Em cada fase da pesquisa, as lesões eram fotografadas e passavam por biópsias. Durante o período do ensaio clínico, os pacientes apresentaram redução ou cessação da sensação de coceira (prurido), atrofia das lesões com diminuição do número de fungos, e até a cura, caracterizada pela remissão completa das lesões sem recidiva por dois anos após o término tratamento. A pesquisa foi conduzida pelo Serviço de Dermatologia da Secretaria de Estado da Saúde do Acre (Sesacre), onde moram os pacientes. A íntegra do estudo está disponível no link: http://www.ajtmh.org/content/journals/10.4269/ajtmh.20-0090.

Franciely Gomes Gonçalves. Foto: Divulgação/FMABC

HISTÓRICO

A aluna Franciely Gomes Gonçalves, uma das autoras da pesquisa, é egressa do “Projeto Acre – Saúde na Amazônia Ocidental”, que tem como coordenadores acadêmicos o professor assistente da FMABC, Dr. Luiz Carlos de Abreu, além do Dr. Gabriel Zorello Laporta. A parceria é oriunda do convênio entre FMABC, Secretaria de Estado da Saúde do Acre (Sesacre) e a Universidade Federal do Acre (UFAC) e envolve o custeio para formação de 30 mestres e 10 doutores. 

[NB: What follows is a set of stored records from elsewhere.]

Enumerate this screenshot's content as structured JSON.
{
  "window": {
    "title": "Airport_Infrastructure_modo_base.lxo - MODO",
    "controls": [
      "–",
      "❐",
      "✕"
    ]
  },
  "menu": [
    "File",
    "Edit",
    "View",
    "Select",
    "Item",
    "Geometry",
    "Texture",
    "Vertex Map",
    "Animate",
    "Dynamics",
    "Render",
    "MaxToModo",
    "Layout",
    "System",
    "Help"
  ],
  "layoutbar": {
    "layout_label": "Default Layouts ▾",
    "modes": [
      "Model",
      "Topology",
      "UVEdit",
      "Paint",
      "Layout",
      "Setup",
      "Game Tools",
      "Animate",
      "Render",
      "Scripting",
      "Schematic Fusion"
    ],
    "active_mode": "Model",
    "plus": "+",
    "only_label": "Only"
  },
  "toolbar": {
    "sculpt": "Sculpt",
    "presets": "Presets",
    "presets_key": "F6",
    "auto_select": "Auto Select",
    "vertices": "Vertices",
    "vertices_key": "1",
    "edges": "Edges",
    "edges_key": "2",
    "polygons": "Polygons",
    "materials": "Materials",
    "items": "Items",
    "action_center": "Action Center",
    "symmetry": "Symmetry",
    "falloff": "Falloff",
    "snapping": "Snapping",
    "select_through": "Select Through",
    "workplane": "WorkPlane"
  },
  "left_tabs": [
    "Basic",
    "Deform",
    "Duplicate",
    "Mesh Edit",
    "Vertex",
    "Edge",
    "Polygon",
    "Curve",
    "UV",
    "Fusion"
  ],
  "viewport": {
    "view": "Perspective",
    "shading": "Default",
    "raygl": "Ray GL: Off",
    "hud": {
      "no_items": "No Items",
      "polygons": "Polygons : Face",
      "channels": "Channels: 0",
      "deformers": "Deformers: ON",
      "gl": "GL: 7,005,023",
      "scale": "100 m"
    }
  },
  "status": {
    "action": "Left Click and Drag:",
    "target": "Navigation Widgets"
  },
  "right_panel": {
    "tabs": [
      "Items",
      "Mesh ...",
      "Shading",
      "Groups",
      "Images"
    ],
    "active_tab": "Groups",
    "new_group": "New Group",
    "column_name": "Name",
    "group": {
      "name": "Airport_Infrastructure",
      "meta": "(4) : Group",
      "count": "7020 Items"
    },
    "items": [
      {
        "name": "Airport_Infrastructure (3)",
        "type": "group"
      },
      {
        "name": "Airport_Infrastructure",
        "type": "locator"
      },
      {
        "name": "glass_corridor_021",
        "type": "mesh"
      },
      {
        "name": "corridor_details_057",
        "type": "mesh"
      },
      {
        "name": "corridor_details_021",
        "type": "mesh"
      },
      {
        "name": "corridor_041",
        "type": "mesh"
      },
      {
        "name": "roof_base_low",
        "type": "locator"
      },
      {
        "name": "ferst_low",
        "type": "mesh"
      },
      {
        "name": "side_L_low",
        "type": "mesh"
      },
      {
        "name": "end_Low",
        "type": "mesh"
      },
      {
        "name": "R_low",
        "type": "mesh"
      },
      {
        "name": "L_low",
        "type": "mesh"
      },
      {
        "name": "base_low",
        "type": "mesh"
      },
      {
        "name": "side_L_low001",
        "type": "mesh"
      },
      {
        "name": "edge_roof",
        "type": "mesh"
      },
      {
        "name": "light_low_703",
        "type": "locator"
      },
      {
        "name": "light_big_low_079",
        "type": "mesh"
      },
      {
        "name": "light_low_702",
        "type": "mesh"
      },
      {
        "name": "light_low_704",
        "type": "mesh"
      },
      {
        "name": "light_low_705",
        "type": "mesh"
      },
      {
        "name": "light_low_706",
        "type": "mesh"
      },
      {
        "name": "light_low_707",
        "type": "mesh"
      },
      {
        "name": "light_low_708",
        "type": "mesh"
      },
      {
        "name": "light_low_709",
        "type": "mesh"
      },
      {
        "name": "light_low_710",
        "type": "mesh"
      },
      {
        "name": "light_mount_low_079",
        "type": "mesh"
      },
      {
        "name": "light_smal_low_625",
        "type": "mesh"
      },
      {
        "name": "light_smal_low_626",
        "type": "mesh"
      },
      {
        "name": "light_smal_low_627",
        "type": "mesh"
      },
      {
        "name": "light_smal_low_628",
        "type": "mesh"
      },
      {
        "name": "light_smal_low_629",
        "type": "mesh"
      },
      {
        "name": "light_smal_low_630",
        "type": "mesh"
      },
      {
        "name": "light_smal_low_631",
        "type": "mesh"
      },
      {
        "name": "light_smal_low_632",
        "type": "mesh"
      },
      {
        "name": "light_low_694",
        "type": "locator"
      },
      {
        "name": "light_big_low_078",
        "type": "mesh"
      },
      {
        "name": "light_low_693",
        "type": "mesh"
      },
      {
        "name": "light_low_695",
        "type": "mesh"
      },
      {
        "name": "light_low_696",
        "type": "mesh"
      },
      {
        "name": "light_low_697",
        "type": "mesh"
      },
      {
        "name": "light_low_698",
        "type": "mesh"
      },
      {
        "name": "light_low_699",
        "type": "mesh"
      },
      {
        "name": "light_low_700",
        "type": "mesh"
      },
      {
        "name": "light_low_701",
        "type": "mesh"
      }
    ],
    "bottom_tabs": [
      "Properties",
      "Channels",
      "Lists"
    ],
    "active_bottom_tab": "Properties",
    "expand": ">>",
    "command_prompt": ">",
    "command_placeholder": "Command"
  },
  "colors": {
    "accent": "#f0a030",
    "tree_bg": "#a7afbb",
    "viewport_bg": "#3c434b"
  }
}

“Este estudo faz parte da tese de Franciely, que está cursando o doutoramento na FMABC, e conta a história de vida do médico irlandês William John Woods, que teve o insight sobre a cura da lobomicose. O ensaio clínico foi montado para servir como prova de conceito da terapêutica. Agora, o tratamento poderá estar disponível pelo SUS para atendimento da população atingida”, explica Laporta, que completa: “Tem sido um privilégio poder cumprir as atividades acadêmicas do convênio entre FMABC e Secretaria de Estado da Saúde do Acre na formação de mestres e doutores do Estado. Como coordenador acadêmico, junto ao professor Luiz Carlos de Abreu, já formamos cinco doutores e 25 mestres até o momento”, detalha o pesquisador. A parceria FMABC-Sesacre-UFAC teve início em 2015, quando foi publicada no Diário Oficial do Estado do Acre. O objetivo é formar novos professores e pesquisadores na área de Ciências da Saúde do Acre e fortalecer o ensino, a pesquisa e a extensão universitária na região do Juruá.

REFERÊNCIA

Historicamente, o precursor do trabalho de pesquisa sobre a lobomicose é o médico irlandês William John Woods, radicado há 40 anos em Rio Branco, capital do Acre. Ele cursou, durante décadas, todos os rios acreanos e afluentes, acompanhado de profissionais da saúde pública para identificar casos de hanseníase e realizar o controle da doença em todo o Estado. Seu foco é tratar especialmente de doenças tropicais negligenciadas. Por este trabalho, foi reconhecido pela Rainha Elizabeth, da Inglaterra, com o título “Sir” de Cavaleiro da Ordem do Império Britânico. Também acumula o título de Doutor Honoris Causa concedido pela Universidade Federal do Acre (UFAC).